The girl listened and pondered. She tried to follow her lover over the seas of thought upon which he walked; but the venture was beyond her powers, and she returned to the pleasant firm land of a subject nearer her heart.
“Are you thinking of me?” she asked in a low tone, and with an appealing smile.
“No,” he smiled back. “I must own that I was not. But I ought to have been. I do think of you a great deal.”
“More than I deserve?” she queried, still suspicious that she was not sufficiently prized to satisfy her longings for affection.
He laughed outright. “No, not more than you deserve; not as much as you deserve; you deserve a great deal. How many times are you going to ask me these questions?”
“Every day. A hundred times a day. Shall you get tired of them?”
“Of course not. But what does it mean? Do you doubt me?”
“No. But I want to hear you say that you think of me, over and over again. It gives me such pleasure to hear you say it! It is such a great happiness that it seems as if it were my only happiness.”
Before Bessie had fallen in love with Foster, and especially before her engagement to him, there had been a time when she had talked more to the satisfaction of the male critic.

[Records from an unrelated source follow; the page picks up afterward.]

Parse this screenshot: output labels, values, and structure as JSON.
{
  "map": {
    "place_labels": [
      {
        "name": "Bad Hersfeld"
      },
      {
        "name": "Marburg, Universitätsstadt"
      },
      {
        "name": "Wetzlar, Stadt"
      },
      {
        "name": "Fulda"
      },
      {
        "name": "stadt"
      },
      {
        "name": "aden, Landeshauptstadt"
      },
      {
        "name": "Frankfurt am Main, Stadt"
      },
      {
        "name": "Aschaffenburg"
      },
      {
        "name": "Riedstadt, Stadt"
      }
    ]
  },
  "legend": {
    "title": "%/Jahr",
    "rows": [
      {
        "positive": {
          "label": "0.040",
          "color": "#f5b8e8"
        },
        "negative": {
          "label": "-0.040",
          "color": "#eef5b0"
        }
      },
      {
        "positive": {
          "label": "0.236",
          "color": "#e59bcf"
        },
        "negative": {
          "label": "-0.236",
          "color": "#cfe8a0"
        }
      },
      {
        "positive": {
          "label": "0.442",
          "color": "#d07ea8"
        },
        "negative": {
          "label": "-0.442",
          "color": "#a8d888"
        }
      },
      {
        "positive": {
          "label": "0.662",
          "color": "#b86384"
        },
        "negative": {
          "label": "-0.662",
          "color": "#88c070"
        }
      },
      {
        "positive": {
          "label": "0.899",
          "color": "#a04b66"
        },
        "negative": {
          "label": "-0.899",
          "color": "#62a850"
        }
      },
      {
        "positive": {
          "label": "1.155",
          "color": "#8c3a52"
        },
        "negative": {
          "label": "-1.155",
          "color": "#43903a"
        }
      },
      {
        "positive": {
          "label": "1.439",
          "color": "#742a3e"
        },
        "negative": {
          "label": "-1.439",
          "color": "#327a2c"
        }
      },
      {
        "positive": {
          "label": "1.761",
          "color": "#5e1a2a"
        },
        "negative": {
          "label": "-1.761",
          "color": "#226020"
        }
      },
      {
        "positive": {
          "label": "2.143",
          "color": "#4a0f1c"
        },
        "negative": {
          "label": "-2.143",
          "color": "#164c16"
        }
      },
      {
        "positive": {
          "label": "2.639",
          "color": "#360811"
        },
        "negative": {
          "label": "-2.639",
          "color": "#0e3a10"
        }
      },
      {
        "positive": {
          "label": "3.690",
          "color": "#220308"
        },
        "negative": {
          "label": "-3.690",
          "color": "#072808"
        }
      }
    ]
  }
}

But now her whole soul was absorbed in the work of loving. She had no thought for any other subject; none, at least, while with him. Her whole appearance and demeanor shows how completely she is occupied by this master passion of woman. A smile seems to exhale constantly from her face; if it is not visible on her lips, nor, indeed, anywhere, still you perceive it; if it is no more to be seen than the perfume of a flower, still you are conscious of it. It is no figurative exaggeration to say that there is within her soul an incessant music, like that of waltzes, and of all sweet, tender, joyous melodies. If you will watch her carefully, and if you have the delicate senses of sympathy, you also will hear it.
Are we wrong in declaring that the old, old story of clinging hearts is more fascinating from age to age, as human thoughts become purer and human feelings more delicate? We believe that love, like all other things earthly, is subject to the progresses of the law of evolution, and grows with the centuries to be a more various and exquisite source of happiness. This girl is more in love than her grandmother, who made butter and otherwise wrought laboriously with her own hands, had ever found it possible to be. An organization refined by the manifold touch of high civilization, an organization brought to the keenest sensitiveness by poetry and fiction and the spiritualized social breath of our times, an organization in which muscle is lacking and nerve overabundant, she is capable of an affection which has the wings of imagination, which can soar above the ordinary plane of belief, which is more than was once human.